La décennie passée a montré l'étroitesse de la corrélation entre le niveau d'activité du transport aérien et la conjoncture économique : les crises du Golfe (1991) et asiatique (1998) apparaissent ainsi très nettement sur la courbe d'évolution du trafic reproduite ci-dessous. Inversement, lors des phases d'expansion économique, on estime que un point de croissance du PIB génère environ deux points de croissance du trafic aérien . Cette constatation empirique est valable à tarifs constants, en se limitant au trafic mondial agrégé.

TAUX DE CROISSANCE ANNUELS DU PIB MONDIAL
ET DU TRAFIC MONDIAL,
EN TKT DE 1982 À 1999 :

Guerre du Golfe

Crise asiatique

Source : OACI, FMI.

La tendance du transport aérien à amplifier les évolutions conjoncturelles se vérifie particulièrement dans le cas du transport de fret, qui représentait, en 1999, 15 % du revenu opérationnel des compagnies européennes membres de l'Association des compagnies aériennes européennes (AEA). Une très grande partie du fret (environ les deux tiers) voyage par vol régulier, dans les soutes des appareils transportant des passagers.
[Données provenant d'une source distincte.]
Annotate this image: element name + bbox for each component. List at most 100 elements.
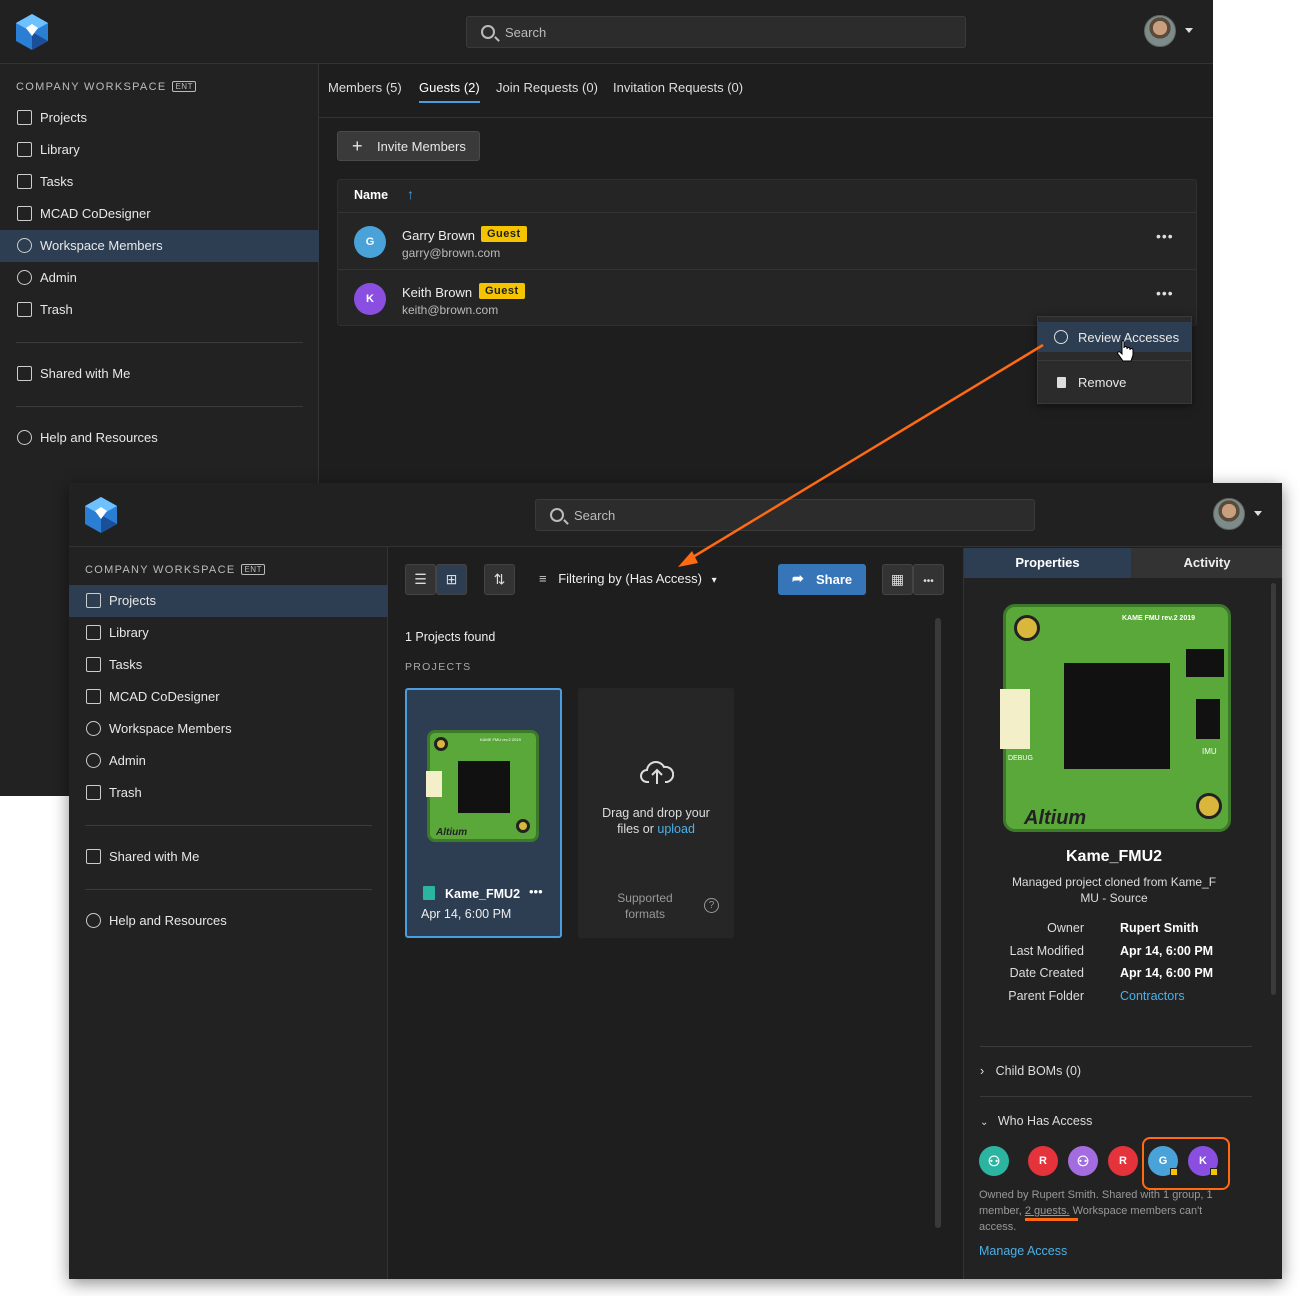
- sidebar-item-help[interactable]: Help and Resources: [69, 905, 388, 937]
- mount-hole: [1014, 615, 1040, 641]
- grid-view-button[interactable]: ⊞: [436, 564, 467, 595]
- members-icon: [17, 238, 32, 253]
- user-avatar[interactable]: [1213, 498, 1245, 530]
- sidebar-item-mcad[interactable]: MCAD CoDesigner: [69, 681, 388, 713]
- tasks-icon: [17, 174, 32, 189]
- sidebar-item-admin[interactable]: Admin: [0, 262, 319, 294]
- description-line: MU - Source: [1080, 891, 1148, 905]
- guest-context-menu: Review Accesses Remove: [1037, 316, 1192, 404]
- menu-item-remove[interactable]: Remove: [1038, 367, 1191, 397]
- sidebar-item-mcad[interactable]: MCAD CoDesigner: [0, 198, 319, 230]
- share-button[interactable]: ➦ Share: [778, 564, 866, 595]
- scrollbar[interactable]: [1271, 583, 1276, 995]
- sort-button[interactable]: ⇅: [484, 564, 515, 595]
- mount-hole: [1196, 793, 1222, 819]
- more-options-icon[interactable]: •••: [529, 884, 543, 899]
- board-brand: Altium: [1024, 807, 1087, 829]
- sidebar-item-workspace-members[interactable]: Workspace Members: [69, 713, 388, 745]
- sort-ascending-icon[interactable]: ↑: [407, 186, 414, 202]
- chevron-down-icon[interactable]: [1185, 28, 1193, 33]
- search-input[interactable]: [505, 17, 905, 47]
- upload-link[interactable]: upload: [657, 822, 695, 836]
- tab-guests[interactable]: Guests (2): [419, 80, 480, 95]
- sidebar-item-projects[interactable]: Projects: [0, 102, 319, 134]
- search-bar[interactable]: [466, 16, 966, 48]
- chevron-down-icon: ⌄: [980, 1117, 989, 1128]
- project-card[interactable]: Altium KAME FMU rev.2 2019 Kame_FMU2 •••…: [405, 688, 562, 938]
- manage-access-link[interactable]: Manage Access: [979, 1244, 1067, 1258]
- search-icon: [481, 25, 495, 39]
- board-label: KAME FMU rev.2 2019: [1122, 615, 1196, 622]
- project-name[interactable]: Kame_FMU2: [445, 887, 520, 901]
- help-icon: [86, 913, 101, 928]
- guests-link[interactable]: 2 guests.: [1025, 1205, 1070, 1217]
- grid-icon: ⊞: [445, 571, 458, 587]
- tab-members[interactable]: Members (5): [328, 80, 402, 95]
- search-input[interactable]: [574, 500, 974, 530]
- divider: [338, 269, 1196, 270]
- invite-members-button[interactable]: + Invite Members: [337, 131, 480, 161]
- parent-folder-link[interactable]: Contractors: [1120, 989, 1185, 1003]
- sidebar-item-library[interactable]: Library: [69, 617, 388, 649]
- last-modified-label: Last Modified: [1009, 944, 1084, 958]
- sidebar-item-library[interactable]: Library: [0, 134, 319, 166]
- summary-line: Owned by Rupert Smith. Shared with 1 gro…: [979, 1189, 1213, 1201]
- chevron-down-icon: ▾: [711, 575, 717, 586]
- sidebar-item-admin[interactable]: Admin: [69, 745, 388, 777]
- sort-icon: ⇅: [493, 571, 506, 587]
- description-line: Managed project cloned from Kame_F: [1011, 875, 1217, 889]
- folder-icon: [17, 110, 32, 125]
- group-avatar[interactable]: ⚇: [979, 1146, 1009, 1176]
- tab-properties[interactable]: Properties: [964, 548, 1131, 578]
- workspace-title: COMPANY WORKSPACE ENT: [85, 564, 265, 576]
- app-logo-icon[interactable]: [16, 14, 48, 50]
- mcad-icon: [86, 689, 101, 704]
- chevron-down-icon[interactable]: [1254, 511, 1262, 516]
- sidebar-item-projects[interactable]: Projects: [69, 585, 388, 617]
- owner-value: Rupert Smith: [1120, 921, 1199, 935]
- user-avatar[interactable]: R: [1028, 1146, 1058, 1176]
- sidebar-item-shared[interactable]: Shared with Me: [0, 358, 319, 390]
- sidebar-item-tasks[interactable]: Tasks: [69, 649, 388, 681]
- workspace-title: COMPANY WORKSPACE ENT: [16, 81, 196, 93]
- group-avatar[interactable]: ⚇: [1068, 1146, 1098, 1176]
- child-boms-toggle[interactable]: › Child BOMs (0): [980, 1064, 1081, 1078]
- list-view-button[interactable]: ☰: [405, 564, 436, 595]
- more-options-icon: •••: [923, 576, 934, 587]
- sidebar-item-trash[interactable]: Trash: [69, 777, 388, 809]
- library-icon: [17, 142, 32, 157]
- upload-text: Drag and drop your: [602, 806, 710, 820]
- trash-icon: [86, 785, 101, 800]
- name-column-header[interactable]: Name: [354, 188, 388, 202]
- chip: [1064, 663, 1170, 769]
- sidebar-item-trash[interactable]: Trash: [0, 294, 319, 326]
- active-tab-indicator: [419, 101, 480, 103]
- more-options-icon[interactable]: •••: [1156, 285, 1174, 301]
- filter-dropdown[interactable]: ≡ Filtering by (Has Access) ▾: [539, 571, 717, 586]
- sidebar-item-workspace-members[interactable]: Workspace Members: [0, 230, 319, 262]
- chip: [458, 761, 510, 813]
- more-options-icon[interactable]: •••: [1156, 228, 1174, 244]
- tab-activity[interactable]: Activity: [1131, 548, 1282, 578]
- tab-join-requests[interactable]: Join Requests (0): [496, 80, 598, 95]
- app-logo-icon[interactable]: [85, 497, 117, 533]
- divider: [16, 342, 303, 343]
- sidebar-item-help[interactable]: Help and Resources: [0, 422, 319, 454]
- user-avatar[interactable]: [1144, 15, 1176, 47]
- tab-invitation-requests[interactable]: Invitation Requests (0): [613, 80, 743, 95]
- user-avatar[interactable]: R: [1108, 1146, 1138, 1176]
- layout-toggle-button[interactable]: ▦: [882, 564, 913, 595]
- menu-item-review-accesses[interactable]: Review Accesses: [1038, 322, 1191, 352]
- scrollbar[interactable]: [935, 618, 941, 1228]
- help-icon[interactable]: ?: [704, 898, 719, 913]
- who-has-access-toggle[interactable]: ⌄ Who Has Access: [980, 1114, 1092, 1128]
- more-options-button[interactable]: •••: [913, 564, 944, 595]
- upload-dropzone[interactable]: Drag and drop your files or upload Suppo…: [578, 688, 734, 938]
- sidebar-item-shared[interactable]: Shared with Me: [69, 841, 388, 873]
- sidebar-item-tasks[interactable]: Tasks: [0, 166, 319, 198]
- guest-avatar: G: [354, 226, 386, 258]
- guest-email: garry@brown.com: [402, 246, 501, 260]
- search-icon: [550, 508, 564, 522]
- member-tabs: Members (5) Guests (2) Join Requests (0)…: [319, 64, 1213, 118]
- search-bar[interactable]: [535, 499, 1035, 531]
Le reste est pris en charge dans des avions « tout-cargo ». L'activité de transport de fret est davantage sensible à la conjoncture internationale , ce qui s'est encore vérifié dans la phase de repli constatée depuis les attentats du 11 septembre 2001.

d) Les mesures de sécurité

En Europe, le Conseil européen du 21 septembre 2001 et les Conseils « transports » des 14 septembre et 16 octobre 2001 ont renforcé les mesures de sûreté aérienne . En France, ces mesures de sûreté complémentaire ont représenté l'essentiel des 300 millions d'euros de mesures de soutien mises en oeuvre par le gouvernement (75 millions d'euros pour le filtrage des personnes, près de 120 millions d'euros pour le contrôle des bagages de soute).

Cependant, la question du financement à moyen terme des mesures de sécurité n'est toujours pas tranchée au niveau communautaire, en raison d'un désaccord persistant entre le Parlement européen et le Conseil. Le Parlement souhaiterait un cofinancement des Etats membres, des opérateurs et des passagers, tandis que le Conseil estime que chaque Etat membre devrait, conformément au principe de subsidiarité, rester libre d'organiser le financement de ces mesures selon son choix.

* 8 Organisation de l'Aviation Civile Internationale : l'OACI est une institution spécialisée des Nations Unies, créée en 1944, et dont 188 Etats sont membres. Elle fixe des normes et promulgue des recommandations pour assurer le développement du transport aérien mondial.